CBX7 is a polycomb group protein, and despite being implicated in many diseases, its role in cell proliferation has been controversial: some groups described its pro-proliferative properties, but others illustrated its inhibitory effects on cell growth. To date, the reason for the divergent observations remains unknown. While several isoforms for CBX7 were reported, no studies investigated whether the divergent roles of CBX7 could be due to distinct functions of CBX7 isoforms. In this study, we newly identified mouse CBX7 transcript variant 1 (mCbx7v1), which is homologous to the human CBX7 gene (hCBX7v1) and is expressed in various mouse organs.
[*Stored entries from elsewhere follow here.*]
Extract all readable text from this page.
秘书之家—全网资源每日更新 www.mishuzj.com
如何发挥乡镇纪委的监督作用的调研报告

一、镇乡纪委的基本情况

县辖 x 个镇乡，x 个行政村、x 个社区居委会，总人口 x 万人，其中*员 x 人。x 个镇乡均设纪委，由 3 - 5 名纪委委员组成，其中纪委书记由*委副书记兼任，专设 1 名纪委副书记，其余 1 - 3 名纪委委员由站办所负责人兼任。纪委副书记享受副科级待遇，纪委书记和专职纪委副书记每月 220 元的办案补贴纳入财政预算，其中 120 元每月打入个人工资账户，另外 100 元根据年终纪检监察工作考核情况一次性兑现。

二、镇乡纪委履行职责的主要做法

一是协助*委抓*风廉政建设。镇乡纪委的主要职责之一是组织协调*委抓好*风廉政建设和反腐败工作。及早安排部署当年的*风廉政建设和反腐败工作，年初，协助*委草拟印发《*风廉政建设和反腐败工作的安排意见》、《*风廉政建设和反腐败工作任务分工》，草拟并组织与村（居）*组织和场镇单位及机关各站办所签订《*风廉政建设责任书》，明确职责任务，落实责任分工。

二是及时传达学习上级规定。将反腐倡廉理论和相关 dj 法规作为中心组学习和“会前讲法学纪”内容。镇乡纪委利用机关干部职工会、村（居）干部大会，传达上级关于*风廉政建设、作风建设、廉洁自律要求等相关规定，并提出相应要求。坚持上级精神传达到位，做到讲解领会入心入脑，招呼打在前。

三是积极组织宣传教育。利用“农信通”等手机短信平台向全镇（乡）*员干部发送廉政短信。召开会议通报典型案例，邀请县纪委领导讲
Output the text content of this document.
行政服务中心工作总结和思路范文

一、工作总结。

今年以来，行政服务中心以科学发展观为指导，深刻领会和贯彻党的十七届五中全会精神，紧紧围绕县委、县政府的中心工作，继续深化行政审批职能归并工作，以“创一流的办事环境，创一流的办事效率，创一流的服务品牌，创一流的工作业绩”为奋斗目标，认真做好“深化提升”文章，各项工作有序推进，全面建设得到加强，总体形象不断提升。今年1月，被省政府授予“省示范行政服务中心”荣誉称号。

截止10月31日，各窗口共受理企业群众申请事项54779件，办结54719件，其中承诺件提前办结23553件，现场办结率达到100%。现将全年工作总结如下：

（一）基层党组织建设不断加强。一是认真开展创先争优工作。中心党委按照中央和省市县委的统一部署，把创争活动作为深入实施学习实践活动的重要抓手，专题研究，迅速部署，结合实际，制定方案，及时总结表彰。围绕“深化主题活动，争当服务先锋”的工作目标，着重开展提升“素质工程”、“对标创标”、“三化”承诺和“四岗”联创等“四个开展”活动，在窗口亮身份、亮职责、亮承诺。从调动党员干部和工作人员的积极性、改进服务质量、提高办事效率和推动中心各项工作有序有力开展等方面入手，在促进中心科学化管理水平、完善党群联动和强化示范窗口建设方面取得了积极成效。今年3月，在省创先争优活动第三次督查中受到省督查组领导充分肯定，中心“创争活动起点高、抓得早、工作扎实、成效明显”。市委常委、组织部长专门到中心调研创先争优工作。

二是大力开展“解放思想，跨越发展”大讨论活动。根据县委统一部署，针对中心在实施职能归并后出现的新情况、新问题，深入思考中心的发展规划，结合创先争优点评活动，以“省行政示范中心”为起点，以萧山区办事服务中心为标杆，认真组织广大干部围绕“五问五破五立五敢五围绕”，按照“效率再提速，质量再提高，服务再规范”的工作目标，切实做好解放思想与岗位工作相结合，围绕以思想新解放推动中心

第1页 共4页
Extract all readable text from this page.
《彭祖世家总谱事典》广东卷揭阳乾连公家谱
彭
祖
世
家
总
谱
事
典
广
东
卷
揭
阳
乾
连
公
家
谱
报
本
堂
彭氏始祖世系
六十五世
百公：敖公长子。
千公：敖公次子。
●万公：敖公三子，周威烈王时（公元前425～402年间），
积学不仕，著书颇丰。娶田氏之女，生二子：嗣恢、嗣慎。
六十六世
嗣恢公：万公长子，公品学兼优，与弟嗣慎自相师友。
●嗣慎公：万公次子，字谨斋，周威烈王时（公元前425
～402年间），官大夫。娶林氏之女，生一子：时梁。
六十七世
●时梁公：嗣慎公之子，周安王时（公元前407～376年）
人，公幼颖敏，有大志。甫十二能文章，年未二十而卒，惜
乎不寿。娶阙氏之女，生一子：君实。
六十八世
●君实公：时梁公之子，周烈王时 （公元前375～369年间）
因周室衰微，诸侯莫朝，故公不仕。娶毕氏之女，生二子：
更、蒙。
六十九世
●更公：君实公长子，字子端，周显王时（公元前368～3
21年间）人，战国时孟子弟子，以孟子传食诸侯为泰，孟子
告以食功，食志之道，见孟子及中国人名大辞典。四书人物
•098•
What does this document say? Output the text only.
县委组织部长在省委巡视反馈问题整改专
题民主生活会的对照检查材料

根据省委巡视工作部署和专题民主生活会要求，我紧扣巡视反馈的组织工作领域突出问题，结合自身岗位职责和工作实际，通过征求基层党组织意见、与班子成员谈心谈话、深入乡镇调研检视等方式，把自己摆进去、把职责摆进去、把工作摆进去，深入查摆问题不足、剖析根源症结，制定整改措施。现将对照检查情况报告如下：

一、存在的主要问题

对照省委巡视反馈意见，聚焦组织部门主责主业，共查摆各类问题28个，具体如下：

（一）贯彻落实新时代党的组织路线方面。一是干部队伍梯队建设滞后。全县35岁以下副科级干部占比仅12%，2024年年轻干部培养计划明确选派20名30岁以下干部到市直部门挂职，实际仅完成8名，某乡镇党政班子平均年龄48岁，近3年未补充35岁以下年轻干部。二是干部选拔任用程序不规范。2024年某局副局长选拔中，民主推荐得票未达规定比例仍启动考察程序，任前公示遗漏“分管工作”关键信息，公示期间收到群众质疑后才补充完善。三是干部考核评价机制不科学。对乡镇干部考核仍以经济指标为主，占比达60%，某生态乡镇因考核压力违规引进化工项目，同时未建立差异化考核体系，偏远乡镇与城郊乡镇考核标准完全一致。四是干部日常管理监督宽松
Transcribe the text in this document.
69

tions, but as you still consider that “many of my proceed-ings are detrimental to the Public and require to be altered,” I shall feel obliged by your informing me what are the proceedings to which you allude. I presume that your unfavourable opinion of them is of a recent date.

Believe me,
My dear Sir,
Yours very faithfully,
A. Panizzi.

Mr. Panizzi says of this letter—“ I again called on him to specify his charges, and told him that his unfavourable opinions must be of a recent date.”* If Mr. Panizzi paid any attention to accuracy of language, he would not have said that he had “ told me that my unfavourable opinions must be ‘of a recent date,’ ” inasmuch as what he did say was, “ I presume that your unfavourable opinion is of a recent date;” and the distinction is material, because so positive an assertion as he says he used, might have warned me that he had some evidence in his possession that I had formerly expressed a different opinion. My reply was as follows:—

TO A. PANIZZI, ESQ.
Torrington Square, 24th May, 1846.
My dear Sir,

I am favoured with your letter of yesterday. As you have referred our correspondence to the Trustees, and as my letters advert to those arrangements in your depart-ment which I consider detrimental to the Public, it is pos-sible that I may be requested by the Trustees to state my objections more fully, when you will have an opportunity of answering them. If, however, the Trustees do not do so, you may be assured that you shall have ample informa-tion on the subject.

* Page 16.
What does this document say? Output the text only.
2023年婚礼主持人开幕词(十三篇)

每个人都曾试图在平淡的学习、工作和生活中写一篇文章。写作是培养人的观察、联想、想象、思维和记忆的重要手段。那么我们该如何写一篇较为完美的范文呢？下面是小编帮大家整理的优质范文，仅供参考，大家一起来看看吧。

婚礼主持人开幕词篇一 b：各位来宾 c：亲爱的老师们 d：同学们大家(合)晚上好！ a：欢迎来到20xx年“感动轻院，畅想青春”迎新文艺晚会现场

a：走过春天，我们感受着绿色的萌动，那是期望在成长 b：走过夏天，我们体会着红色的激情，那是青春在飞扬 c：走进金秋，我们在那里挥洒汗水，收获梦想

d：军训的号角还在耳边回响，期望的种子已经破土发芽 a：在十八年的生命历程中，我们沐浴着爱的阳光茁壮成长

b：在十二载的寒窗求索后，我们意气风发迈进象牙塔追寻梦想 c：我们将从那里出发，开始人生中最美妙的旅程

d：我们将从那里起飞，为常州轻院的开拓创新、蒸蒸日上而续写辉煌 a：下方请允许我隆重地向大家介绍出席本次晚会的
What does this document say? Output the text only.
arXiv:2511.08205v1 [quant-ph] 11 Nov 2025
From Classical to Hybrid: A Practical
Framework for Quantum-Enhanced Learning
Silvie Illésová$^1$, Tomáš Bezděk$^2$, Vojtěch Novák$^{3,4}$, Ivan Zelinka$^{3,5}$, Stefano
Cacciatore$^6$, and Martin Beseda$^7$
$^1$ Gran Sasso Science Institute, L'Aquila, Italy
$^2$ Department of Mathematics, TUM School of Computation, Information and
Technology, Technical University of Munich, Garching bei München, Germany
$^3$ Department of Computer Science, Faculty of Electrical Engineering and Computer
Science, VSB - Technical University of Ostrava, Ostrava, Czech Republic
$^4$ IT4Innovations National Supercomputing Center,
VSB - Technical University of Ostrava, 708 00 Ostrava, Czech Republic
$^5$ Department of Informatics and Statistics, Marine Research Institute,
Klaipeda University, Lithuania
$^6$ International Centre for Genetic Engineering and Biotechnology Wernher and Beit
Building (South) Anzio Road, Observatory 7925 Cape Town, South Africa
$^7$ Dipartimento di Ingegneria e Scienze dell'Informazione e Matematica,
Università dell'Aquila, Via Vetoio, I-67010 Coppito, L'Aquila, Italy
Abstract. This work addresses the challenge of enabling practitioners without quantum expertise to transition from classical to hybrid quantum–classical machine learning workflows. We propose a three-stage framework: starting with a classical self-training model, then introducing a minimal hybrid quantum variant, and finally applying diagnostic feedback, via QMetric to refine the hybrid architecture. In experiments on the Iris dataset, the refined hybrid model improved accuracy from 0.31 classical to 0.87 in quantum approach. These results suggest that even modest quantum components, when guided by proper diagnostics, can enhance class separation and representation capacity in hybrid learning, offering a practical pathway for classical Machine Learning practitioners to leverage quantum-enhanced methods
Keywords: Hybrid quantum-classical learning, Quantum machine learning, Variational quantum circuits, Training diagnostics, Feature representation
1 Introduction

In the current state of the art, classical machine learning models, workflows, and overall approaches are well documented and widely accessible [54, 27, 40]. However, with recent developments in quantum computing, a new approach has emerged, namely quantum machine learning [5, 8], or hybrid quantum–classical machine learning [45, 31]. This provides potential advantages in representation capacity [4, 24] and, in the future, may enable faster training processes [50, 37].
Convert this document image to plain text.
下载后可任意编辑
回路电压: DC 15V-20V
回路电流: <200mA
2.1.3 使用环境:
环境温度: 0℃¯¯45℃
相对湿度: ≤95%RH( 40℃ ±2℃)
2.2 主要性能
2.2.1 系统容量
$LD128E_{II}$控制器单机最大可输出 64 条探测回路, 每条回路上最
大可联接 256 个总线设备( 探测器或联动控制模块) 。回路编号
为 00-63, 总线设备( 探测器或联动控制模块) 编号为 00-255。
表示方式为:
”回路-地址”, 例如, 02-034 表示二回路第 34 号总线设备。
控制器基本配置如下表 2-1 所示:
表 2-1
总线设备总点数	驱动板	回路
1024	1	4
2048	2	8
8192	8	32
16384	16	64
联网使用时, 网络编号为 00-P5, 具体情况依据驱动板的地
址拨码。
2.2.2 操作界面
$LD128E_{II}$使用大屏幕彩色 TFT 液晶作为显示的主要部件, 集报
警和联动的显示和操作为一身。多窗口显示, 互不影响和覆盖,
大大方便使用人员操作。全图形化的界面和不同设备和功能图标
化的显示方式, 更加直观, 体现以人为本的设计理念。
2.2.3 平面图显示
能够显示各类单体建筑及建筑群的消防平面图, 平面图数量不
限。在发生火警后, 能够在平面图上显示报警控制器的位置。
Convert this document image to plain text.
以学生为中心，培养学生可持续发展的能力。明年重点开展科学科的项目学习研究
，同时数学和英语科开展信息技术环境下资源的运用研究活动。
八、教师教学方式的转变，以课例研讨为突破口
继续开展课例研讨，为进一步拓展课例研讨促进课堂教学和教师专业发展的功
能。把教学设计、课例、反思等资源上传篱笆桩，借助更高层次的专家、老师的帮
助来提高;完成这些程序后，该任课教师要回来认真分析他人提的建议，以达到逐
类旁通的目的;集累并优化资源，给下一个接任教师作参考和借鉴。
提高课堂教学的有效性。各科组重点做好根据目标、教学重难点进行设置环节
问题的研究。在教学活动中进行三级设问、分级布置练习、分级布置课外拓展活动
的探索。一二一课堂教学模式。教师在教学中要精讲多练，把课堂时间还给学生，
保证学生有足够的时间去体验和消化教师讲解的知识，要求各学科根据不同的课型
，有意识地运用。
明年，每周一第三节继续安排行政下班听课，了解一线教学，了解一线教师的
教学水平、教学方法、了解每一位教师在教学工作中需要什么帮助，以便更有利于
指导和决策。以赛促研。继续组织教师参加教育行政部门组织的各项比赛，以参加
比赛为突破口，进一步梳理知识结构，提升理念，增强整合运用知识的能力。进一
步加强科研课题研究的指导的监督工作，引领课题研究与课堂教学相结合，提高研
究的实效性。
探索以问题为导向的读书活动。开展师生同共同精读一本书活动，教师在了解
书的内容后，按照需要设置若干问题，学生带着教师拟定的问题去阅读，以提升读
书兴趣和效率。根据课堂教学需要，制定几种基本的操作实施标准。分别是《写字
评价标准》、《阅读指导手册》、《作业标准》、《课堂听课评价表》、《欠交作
We revealed that mCbx7v1 and hCBX7v1 encode a 36 kDa protein (p36^CBX7) whereas mCbx7 and hCBX7v3 encode a 22 kDa protein (p22^CBX7). This study further demonstrated that p36^CBX7 was localized to the nucleus and endogenously expressed in proliferating cells whereas p22^CBX7 was localized to the cytoplasm, induced by serum starvation in both human and mouse cells, and inhibited cell proliferation. Together, these data indicate that CBX7 isoforms are localized in different locations in a cell and play differing roles in cell proliferation. This varying function of CBX7 isoforms may help us understand the distinct function of CBX7 in various studies.

Original language	English
Article number	8061
Journal	Scientific reports
Volume	10
Issue number	1
DOIs	https://doi.org/10.1038/s41598-020-64908-2
Publication status	Published - 2020 Dec 1

Bibliographical note

Funding Information:
We gratefully acknowledge the Emory Microscopy in Medicine (MiM) Core and the Emory Children’s Pediatric Research Center flow cytometry core. This work was supported by grants from NHLBI (R01HL127759, R01HL129511) and NIDDK (DP3-DK108245), and the grants from the Bio & Medical Technology Development Program of the National Research Foundation (NRF) funded by the Korean government (MSIP) (No 2015M3A9C6031514), and Faculty Research Assistance Program of Yonsei University College of Medicine 2018 (6-2018-0114). K. C. is a recipient of an American Heart Association predoctoral fellowship grant (16PRE31350034).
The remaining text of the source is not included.